Fig 4. Conditional degradation of AID-tagged proteins is efficient in pre-erythrocytic stages.

A) Western blot analysis of protein lysates from CDPK1-aid-HA and CDPK5-aid-HA parasites treated with IAA or vehicle. CDPK1-aid-HA and CDPK5-aid-HA were detected using an anti-HA antibody. GFP was used as a loading control. CDPK1-aid-HA and CDPK5-aid-HA have predicted molecular weights of approximately 90 kDa. The arrowhead indicates a byproduct of partial degradation of CDPK5-aid-HA. B) Depletion of CDPK5-aid-HA protein in merosomes was examined using immunofluorescence. Optical sections of representative IAA- or vehicle-treated merosomes immunostained with an anti-HA antibody.
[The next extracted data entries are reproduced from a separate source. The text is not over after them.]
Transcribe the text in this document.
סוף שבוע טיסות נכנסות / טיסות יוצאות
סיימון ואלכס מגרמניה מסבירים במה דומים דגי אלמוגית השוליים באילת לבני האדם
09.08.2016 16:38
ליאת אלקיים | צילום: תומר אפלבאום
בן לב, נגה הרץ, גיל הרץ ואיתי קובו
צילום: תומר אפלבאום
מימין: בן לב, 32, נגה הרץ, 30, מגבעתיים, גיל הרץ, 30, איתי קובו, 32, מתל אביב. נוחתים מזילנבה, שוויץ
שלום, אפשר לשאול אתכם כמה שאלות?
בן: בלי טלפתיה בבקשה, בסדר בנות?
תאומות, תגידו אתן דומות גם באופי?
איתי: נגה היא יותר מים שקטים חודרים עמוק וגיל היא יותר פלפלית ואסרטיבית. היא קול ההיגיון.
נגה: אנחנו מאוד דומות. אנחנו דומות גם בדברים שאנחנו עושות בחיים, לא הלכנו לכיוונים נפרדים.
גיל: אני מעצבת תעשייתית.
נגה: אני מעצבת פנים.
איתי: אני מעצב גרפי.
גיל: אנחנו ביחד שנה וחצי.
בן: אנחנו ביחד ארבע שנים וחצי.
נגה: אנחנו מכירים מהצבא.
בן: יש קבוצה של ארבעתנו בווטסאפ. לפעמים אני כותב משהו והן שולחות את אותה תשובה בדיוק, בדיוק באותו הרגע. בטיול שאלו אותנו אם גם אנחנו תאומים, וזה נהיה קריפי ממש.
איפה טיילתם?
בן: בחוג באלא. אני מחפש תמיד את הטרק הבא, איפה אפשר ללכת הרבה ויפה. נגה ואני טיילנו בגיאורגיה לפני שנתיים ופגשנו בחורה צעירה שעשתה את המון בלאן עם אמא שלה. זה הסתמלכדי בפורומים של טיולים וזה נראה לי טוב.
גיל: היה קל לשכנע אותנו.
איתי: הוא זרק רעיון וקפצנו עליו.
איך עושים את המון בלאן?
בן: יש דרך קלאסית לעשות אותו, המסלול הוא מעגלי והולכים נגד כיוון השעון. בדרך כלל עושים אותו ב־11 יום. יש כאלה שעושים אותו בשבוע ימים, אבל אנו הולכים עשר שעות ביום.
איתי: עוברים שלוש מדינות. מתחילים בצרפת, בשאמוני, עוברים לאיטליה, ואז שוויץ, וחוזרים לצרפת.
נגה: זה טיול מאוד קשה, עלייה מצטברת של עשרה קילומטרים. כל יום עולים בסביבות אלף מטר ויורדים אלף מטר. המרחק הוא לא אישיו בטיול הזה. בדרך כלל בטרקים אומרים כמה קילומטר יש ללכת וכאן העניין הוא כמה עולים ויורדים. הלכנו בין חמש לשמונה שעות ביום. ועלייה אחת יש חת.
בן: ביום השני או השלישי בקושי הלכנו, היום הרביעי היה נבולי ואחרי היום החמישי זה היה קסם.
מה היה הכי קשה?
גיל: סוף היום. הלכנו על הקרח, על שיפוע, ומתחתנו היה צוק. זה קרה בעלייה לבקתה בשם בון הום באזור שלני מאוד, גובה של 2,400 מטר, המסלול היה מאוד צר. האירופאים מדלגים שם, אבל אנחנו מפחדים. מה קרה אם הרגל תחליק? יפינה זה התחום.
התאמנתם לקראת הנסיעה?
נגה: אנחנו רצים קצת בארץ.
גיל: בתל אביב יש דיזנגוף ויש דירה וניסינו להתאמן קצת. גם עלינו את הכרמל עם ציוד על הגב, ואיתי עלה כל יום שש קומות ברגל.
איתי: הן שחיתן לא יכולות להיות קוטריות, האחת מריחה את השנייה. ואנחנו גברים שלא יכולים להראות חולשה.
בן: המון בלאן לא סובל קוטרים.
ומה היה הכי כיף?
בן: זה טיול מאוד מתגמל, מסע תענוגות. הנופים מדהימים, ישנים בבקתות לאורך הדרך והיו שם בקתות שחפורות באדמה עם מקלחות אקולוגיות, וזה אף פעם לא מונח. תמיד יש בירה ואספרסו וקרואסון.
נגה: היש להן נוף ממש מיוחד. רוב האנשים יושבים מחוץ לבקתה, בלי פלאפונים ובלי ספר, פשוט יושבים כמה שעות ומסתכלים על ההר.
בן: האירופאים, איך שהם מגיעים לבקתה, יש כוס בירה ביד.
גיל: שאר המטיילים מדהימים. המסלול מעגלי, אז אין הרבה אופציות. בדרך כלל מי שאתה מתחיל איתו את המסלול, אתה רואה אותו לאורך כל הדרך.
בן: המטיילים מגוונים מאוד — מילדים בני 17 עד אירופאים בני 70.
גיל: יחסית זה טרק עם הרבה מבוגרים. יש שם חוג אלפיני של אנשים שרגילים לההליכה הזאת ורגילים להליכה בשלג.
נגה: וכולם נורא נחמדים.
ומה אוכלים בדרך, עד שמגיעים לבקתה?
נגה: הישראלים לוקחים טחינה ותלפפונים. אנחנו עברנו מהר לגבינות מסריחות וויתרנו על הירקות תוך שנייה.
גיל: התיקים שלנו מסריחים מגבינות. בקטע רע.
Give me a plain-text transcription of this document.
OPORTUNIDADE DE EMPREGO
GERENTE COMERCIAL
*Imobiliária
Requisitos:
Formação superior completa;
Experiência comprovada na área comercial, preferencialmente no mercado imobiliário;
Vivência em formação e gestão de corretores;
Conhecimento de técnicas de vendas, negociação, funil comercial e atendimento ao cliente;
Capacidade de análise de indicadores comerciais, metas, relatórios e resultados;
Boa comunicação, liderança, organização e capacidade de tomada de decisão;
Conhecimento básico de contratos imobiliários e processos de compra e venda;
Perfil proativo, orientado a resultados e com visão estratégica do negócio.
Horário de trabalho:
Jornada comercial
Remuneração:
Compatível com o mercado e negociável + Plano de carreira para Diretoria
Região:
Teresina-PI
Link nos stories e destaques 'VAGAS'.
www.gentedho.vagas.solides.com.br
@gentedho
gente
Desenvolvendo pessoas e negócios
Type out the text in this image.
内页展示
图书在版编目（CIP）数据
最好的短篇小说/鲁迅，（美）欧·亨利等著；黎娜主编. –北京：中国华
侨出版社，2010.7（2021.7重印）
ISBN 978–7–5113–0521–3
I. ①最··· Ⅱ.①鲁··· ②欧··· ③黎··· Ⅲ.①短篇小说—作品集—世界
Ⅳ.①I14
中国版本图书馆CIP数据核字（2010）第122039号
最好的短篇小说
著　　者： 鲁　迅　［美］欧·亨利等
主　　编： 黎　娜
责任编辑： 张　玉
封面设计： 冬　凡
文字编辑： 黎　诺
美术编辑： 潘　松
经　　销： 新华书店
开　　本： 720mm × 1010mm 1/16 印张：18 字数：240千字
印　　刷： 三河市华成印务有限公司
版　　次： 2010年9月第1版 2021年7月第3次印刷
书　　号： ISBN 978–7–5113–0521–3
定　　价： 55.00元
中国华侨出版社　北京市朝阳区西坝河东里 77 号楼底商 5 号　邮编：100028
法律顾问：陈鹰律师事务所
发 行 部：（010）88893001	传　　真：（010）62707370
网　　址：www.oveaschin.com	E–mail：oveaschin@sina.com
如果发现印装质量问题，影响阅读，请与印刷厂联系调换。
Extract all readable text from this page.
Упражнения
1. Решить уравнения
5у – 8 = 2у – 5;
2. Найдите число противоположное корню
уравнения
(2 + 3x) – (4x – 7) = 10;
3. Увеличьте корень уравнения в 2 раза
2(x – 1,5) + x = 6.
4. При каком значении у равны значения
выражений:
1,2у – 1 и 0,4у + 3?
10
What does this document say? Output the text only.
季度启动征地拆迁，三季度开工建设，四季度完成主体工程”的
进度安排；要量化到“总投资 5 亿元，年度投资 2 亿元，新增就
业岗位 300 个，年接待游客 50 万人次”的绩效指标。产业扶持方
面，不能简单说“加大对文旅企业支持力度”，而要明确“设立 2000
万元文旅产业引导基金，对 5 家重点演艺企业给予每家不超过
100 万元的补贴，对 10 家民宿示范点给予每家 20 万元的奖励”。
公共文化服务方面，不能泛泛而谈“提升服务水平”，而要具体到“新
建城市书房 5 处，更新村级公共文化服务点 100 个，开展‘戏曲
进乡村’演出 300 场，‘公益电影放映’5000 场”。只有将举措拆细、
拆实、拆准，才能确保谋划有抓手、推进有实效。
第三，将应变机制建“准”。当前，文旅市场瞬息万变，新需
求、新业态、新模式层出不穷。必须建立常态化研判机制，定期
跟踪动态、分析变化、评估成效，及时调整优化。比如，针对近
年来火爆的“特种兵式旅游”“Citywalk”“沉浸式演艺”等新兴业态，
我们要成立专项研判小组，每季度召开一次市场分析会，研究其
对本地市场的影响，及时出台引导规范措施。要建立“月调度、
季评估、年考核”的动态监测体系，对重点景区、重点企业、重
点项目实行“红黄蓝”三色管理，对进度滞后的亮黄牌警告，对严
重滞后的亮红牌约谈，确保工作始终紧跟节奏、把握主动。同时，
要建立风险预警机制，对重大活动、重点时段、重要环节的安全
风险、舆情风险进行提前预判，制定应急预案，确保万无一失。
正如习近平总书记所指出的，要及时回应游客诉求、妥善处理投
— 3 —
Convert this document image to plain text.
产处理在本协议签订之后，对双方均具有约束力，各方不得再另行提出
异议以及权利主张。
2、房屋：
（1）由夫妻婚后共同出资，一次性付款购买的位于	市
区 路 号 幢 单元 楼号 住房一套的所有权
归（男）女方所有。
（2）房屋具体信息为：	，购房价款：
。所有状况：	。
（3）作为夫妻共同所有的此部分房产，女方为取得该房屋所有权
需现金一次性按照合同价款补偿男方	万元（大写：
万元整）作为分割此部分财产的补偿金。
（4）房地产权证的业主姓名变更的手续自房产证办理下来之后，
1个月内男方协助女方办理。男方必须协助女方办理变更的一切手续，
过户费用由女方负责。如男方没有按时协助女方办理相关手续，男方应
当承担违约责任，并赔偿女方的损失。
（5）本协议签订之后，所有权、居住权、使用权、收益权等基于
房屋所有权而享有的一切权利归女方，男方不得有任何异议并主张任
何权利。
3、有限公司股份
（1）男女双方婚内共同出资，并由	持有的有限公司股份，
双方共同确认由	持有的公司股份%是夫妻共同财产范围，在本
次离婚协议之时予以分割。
Parasite nuclei were visualized using DAPI. C) Effects of IAA treatment on Ostir1 pre-erythrocytic stages were examined by quantifying sporozoite invasion of HepG2 cells, the number of liver stages detected at 48 h p.i. and the number of merosomes released into the media at 66–70 h p.i., in the presence or absence of IAA. Results shown are average of 2–4 experiments with 3 technical replicates (± SEM), normalized to vehicle-treated samples for each assay. Data were analyzed using an unpaired t-test, not significant (n.s.) P value > 0.05.